In North Carolina, a person’s initial consent to sexual activity can later prevent them from seeking justice if things turn ugly or violent — even if they asked loudly and clearly, mid-encounter, for the other person to stop.
For several years, legislators have declined to close this loophole in state sexual assault laws, but advocates believe that 2019 could at last be the year that no means no (or something closer to it) in North Carolina.
This spring, state senator Jeff Jackson (D-Mecklenburg) re-introduced a bill aiming to clarify North Carolina assault statutes such that consent may be legally revoked after a sexual encounter has begun. After three previous submissions, Sen. Jackson and co-sponsor Sen. Danny Britt (R-Columbus) are hopeful that the bill will finally receive enough bipartisan support in the coming weeks to become law.
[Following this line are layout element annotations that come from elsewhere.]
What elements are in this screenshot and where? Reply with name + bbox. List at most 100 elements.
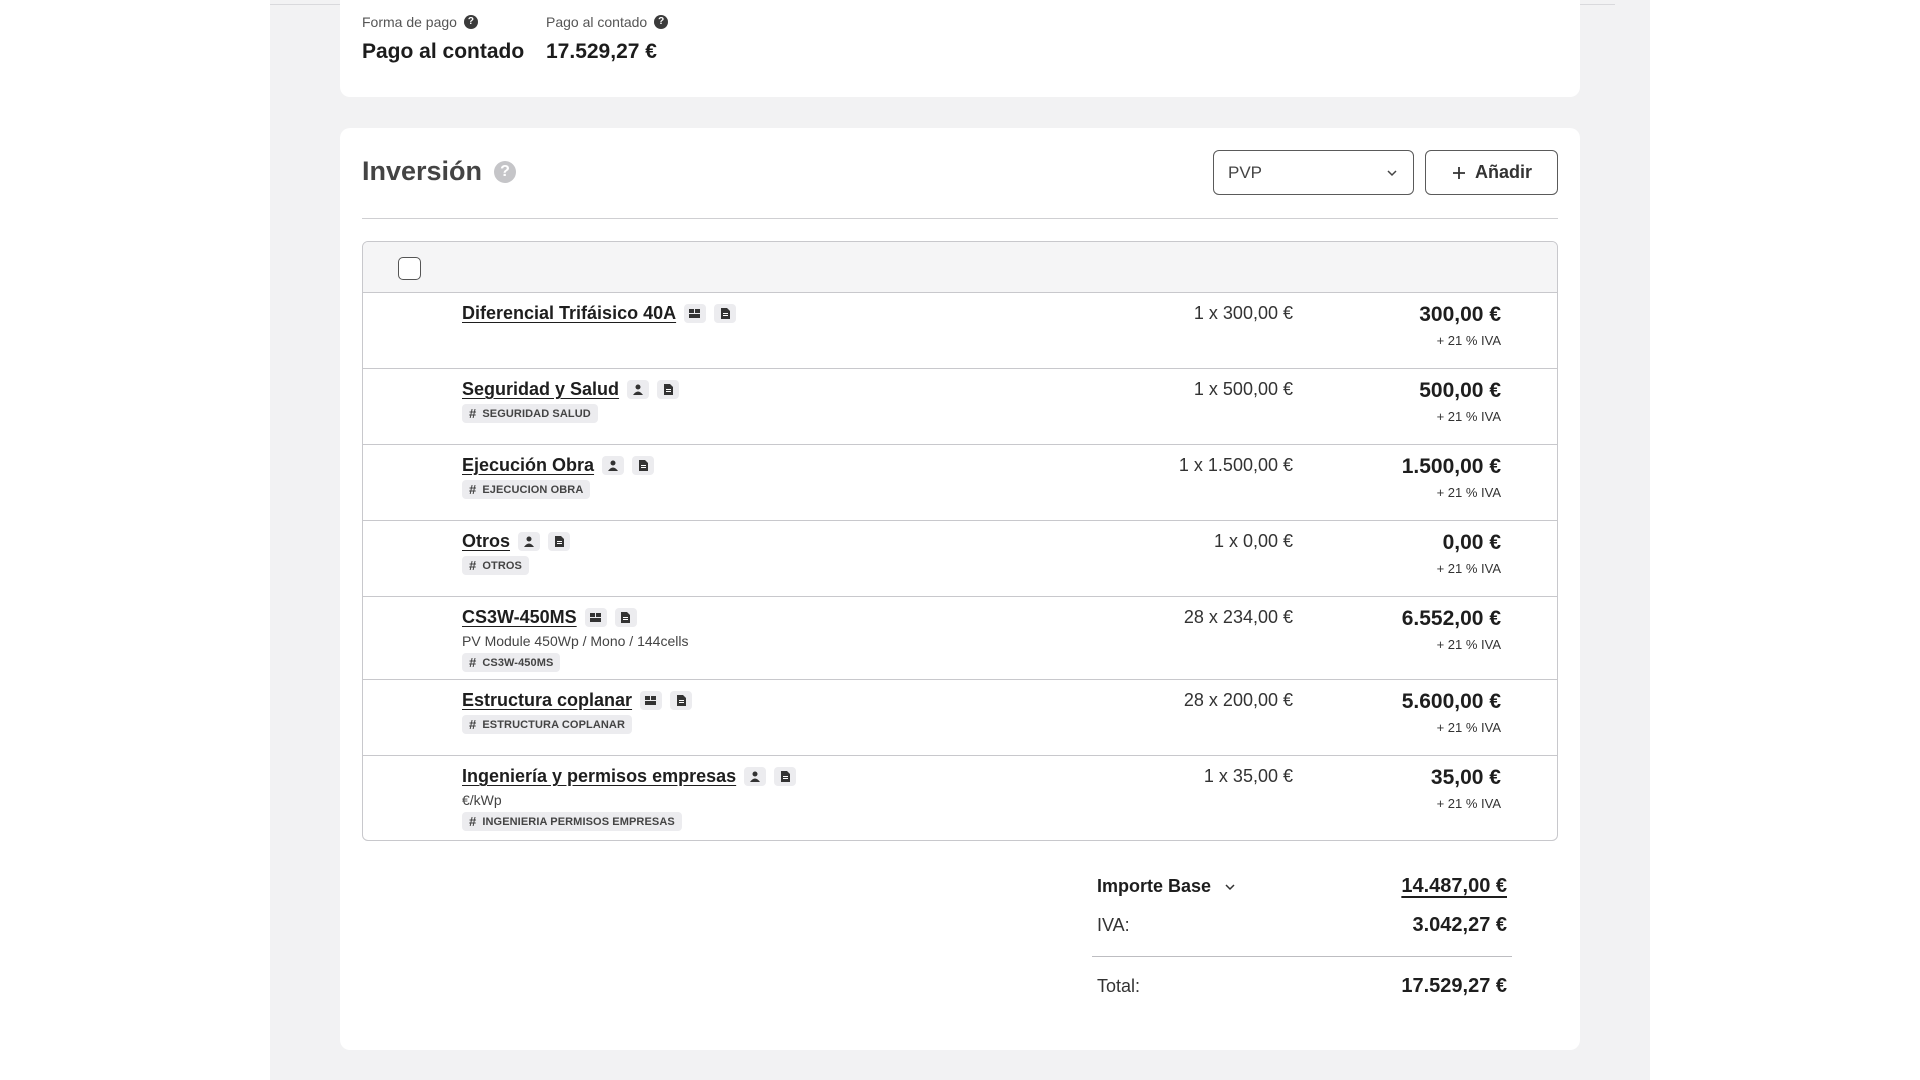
help-icon[interactable]: ? [494,160,517,183]
payment-method-value: Pago al contado [362,40,525,63]
item-quantity: 1 x 0,00 € [1213,531,1293,551]
table-row[interactable]: Seguridad y Salud # SEGURIDAD SALUD 1 x … [363,369,1557,445]
person-icon [744,767,767,786]
section-title: Inversión ? [362,156,517,187]
investment-title: Inversión [362,156,483,186]
table-row[interactable]: Estructura coplanar # ESTRUCTURA COPLANA… [363,680,1557,756]
total-value: 17.529,27 € [1401,975,1507,997]
item-tag: # SEGURIDAD SALUD [462,404,598,423]
document-icon[interactable] [548,532,571,551]
item-name-link[interactable]: Seguridad y Salud [462,379,619,400]
group-icon [684,304,707,323]
item-price: 35,00 € [1430,766,1501,789]
hash-icon: # [469,406,477,421]
document-icon[interactable] [774,767,797,786]
hash-icon: # [469,482,477,497]
base-amount-toggle[interactable]: Importe Base [1092,876,1237,897]
item-price: 1.500,00 € [1401,455,1501,478]
item-name-line: Ejecución Obra [462,455,655,476]
document-icon[interactable] [670,691,693,710]
base-amount-value[interactable]: 14.487,00 € [1401,875,1512,898]
item-price: 0,00 € [1442,531,1501,554]
price-type-select[interactable]: PVP [1213,150,1414,195]
base-amount-row: Importe Base 14.487,00 € [1092,875,1512,898]
vat-label: IVA: [1097,915,1130,935]
item-name-line: Seguridad y Salud [462,379,680,400]
item-quantity: 28 x 234,00 € [1183,607,1293,627]
item-quantity: 1 x 1.500,00 € [1178,455,1293,475]
table-row[interactable]: Ejecución Obra # EJECUCION OBRA 1 x 1.50… [363,445,1557,521]
hash-icon: # [469,655,477,670]
item-name-line: Ingeniería y permisos empresas [462,766,797,787]
table-row[interactable]: Ingeniería y permisos empresas €/kWp # I… [363,756,1557,840]
payment-card: Forma de pago ? Pago al contado Pago al … [340,0,1580,97]
document-icon[interactable] [657,380,680,399]
investment-table: Diferencial Trifáisico 40A 1 x 300,00 € … [362,241,1558,841]
totals-divider [1092,956,1512,957]
add-button-label: Añadir [1474,162,1532,182]
payment-amount-value: 17.529,27 € [546,40,657,63]
item-name-link[interactable]: Diferencial Trifáisico 40A [462,303,676,324]
item-vat: + 21 % IVA [1436,796,1501,811]
hash-icon: # [469,717,477,732]
item-vat: + 21 % IVA [1436,561,1501,576]
item-name-line: Estructura coplanar [462,690,693,711]
item-description: PV Module 450Wp / Mono / 144cells [462,633,689,649]
investment-card: Inversión ? PVP Añadir Diferencial Trifá… [340,128,1580,1050]
price-type-value: PVP [1228,162,1263,182]
item-name-line: Diferencial Trifáisico 40A [462,303,737,324]
person-icon [518,532,541,551]
total-row: Total: 17.529,27 € [1092,975,1512,998]
group-icon [584,608,607,627]
person-icon [627,380,650,399]
table-row[interactable]: Otros # OTROS 1 x 0,00 € 0,00 € + 21 % I… [363,521,1557,597]
total-label: Total: [1097,976,1141,996]
payment-method-label-row: Forma de pago ? [362,14,524,30]
item-vat: + 21 % IVA [1436,720,1501,735]
item-tag-label: OTROS [482,559,522,572]
document-icon[interactable] [632,456,655,475]
item-name-link[interactable]: Otros [462,531,510,552]
help-icon[interactable]: ? [654,15,669,29]
table-row[interactable]: Diferencial Trifáisico 40A 1 x 300,00 € … [363,293,1557,369]
item-description: €/kWp [462,792,502,808]
item-vat: + 21 % IVA [1436,409,1501,424]
payment-amount-label-row: Pago al contado ? [546,14,669,30]
item-name-line: CS3W-450MS [462,607,637,628]
person-icon [602,456,625,475]
item-name-link[interactable]: Ejecución Obra [462,455,594,476]
add-button[interactable]: Añadir [1425,150,1558,195]
item-tag-label: INGENIERIA PERMISOS EMPRESAS [482,815,675,828]
item-name-link[interactable]: Estructura coplanar [462,690,632,711]
item-tag: # OTROS [462,556,529,575]
group-icon [640,691,663,710]
item-vat: + 21 % IVA [1436,637,1501,652]
hash-icon: # [469,814,477,829]
item-vat: + 21 % IVA [1436,333,1501,348]
item-tag: # EJECUCION OBRA [462,480,591,499]
item-tag: # ESTRUCTURA COPLANAR [462,715,632,734]
chevron-down-icon [1387,169,1397,176]
table-header [363,242,1557,293]
item-tag: # CS3W-450MS [462,653,561,672]
item-tag: # INGENIERIA PERMISOS EMPRESAS [462,812,682,831]
item-name-link[interactable]: CS3W-450MS [462,607,577,628]
item-tag-label: ESTRUCTURA COPLANAR [482,718,625,731]
document-icon[interactable] [714,304,737,323]
select-all-checkbox[interactable] [398,257,421,280]
table-row[interactable]: CS3W-450MS PV Module 450Wp / Mono / 144c… [363,597,1557,680]
item-vat: + 21 % IVA [1436,485,1501,500]
payment-amount-label: Pago al contado [546,14,648,30]
item-tag-label: SEGURIDAD SALUD [482,407,591,420]
item-price: 500,00 € [1419,379,1501,402]
payment-method-label: Forma de pago [362,14,457,30]
chevron-down-icon [1225,883,1235,890]
item-name-link[interactable]: Ingeniería y permisos empresas [462,766,736,787]
base-amount-label: Importe Base [1097,876,1212,896]
item-quantity: 1 x 300,00 € [1193,303,1293,323]
item-quantity: 1 x 35,00 € [1203,766,1293,786]
help-icon[interactable]: ? [463,15,478,29]
item-tag-label: EJECUCION OBRA [482,483,584,496]
document-icon[interactable] [614,608,637,627]
plus-icon [1452,166,1465,179]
Unlike some arcane state laws, this legal loophole has had a substantial and devastating effect for generations of assault survivors, according to victims’ advocates. In the past few years alone, numerous college- and high school-aged women have reported assaults under similar circumstances, only to find such charges dismissed according to the state supreme court’s decision in the 1979 case of State v. Way.
According to Skye David, staff attorney for the North Carolina Coalition Against Sexual Assault, hers is the only state in the nation where consent cannot be legally revoked after sex has begun — and the legal hurdles for survivors don’t end there.
“This is yet another barrier to reporting sexual assault and choosing to participate in the criminal justice system. Unfortunately, our system isn’t set up to protect survivors; it’s set up to benefit perpetrators,” she commented by email. “Because of the widespread knowledge about this issue, survivors aren’t reporting their rapes, or when they are, they realize that the system that is supposed to help them will fail to do so.”
“Being the only state in the nation to hold out on an issue would be noble if the issue were important,” David wrote. Instead, North Carolina is still operating under “archaic” definitions whereby sex that begins consensually but continues by force is not considered a crime.
“Prosecutors can’t take these cases to trial on this issue alone, and are dismissing cases of withdrawal of consent after initial consent was given,” David continued. “I travel the state and talk to survivors, especially on college campuses, who know about this archaic law, and have met those that have had their cases dismissed. Many other states have considered similar fact patterns, and have dismissed State v. Way as not persuasive law.”
Going forward, David hopes that North Carolina legislators will pass the proposed changes but also take some crucial steps to address other areas of the state’s assault statutes. “Aside from Sen. Jackson introducing the [consent] bill year after year, the North Carolina House is considering a bill, championed by Representative Chaz Beasley (D-Mecklenberg), that would modernize the current sexual assault laws and close the incapacitation loophole that exists in the state,” she explained.
David said that local advocates and assault survivors are also calling for improved protective orders for victims of sexual assault, who often struggle to gain the same protections that are given to victims of domestic violence.
By phone, Sen. Jackson said he first became aware of the consent-revocation issue while working as a prosecutor in Gaston County. “One day, another prosecutor came down from the courtroom on a break during the middle of a rape trial; there was evidence that the victim had revoked her consent, and the judge said he thought it constituted a defense, and that he’d have to dismiss the case if her consent was revoked.”
Jackson recalled, “They took a court recess to research this. We thought, of course it’s not a defense: let’s look this up and move on with the trial. And sure enough, we found State v. Way; the judge had correctly remembered state law.”
One of the “most flagrant” legal applications that Jackson remembered from his time as DA involved a judge dismissing a case and simply writing “State v. Way” on the back of the official form by way of explanation; a later, similar dismissal cited that judge’s case.
North Carolina lawmakers must pass the proposed consent bill in at least one chamber by May 9 or the bill will become ineligible to be voted on for the rest of the legislative session.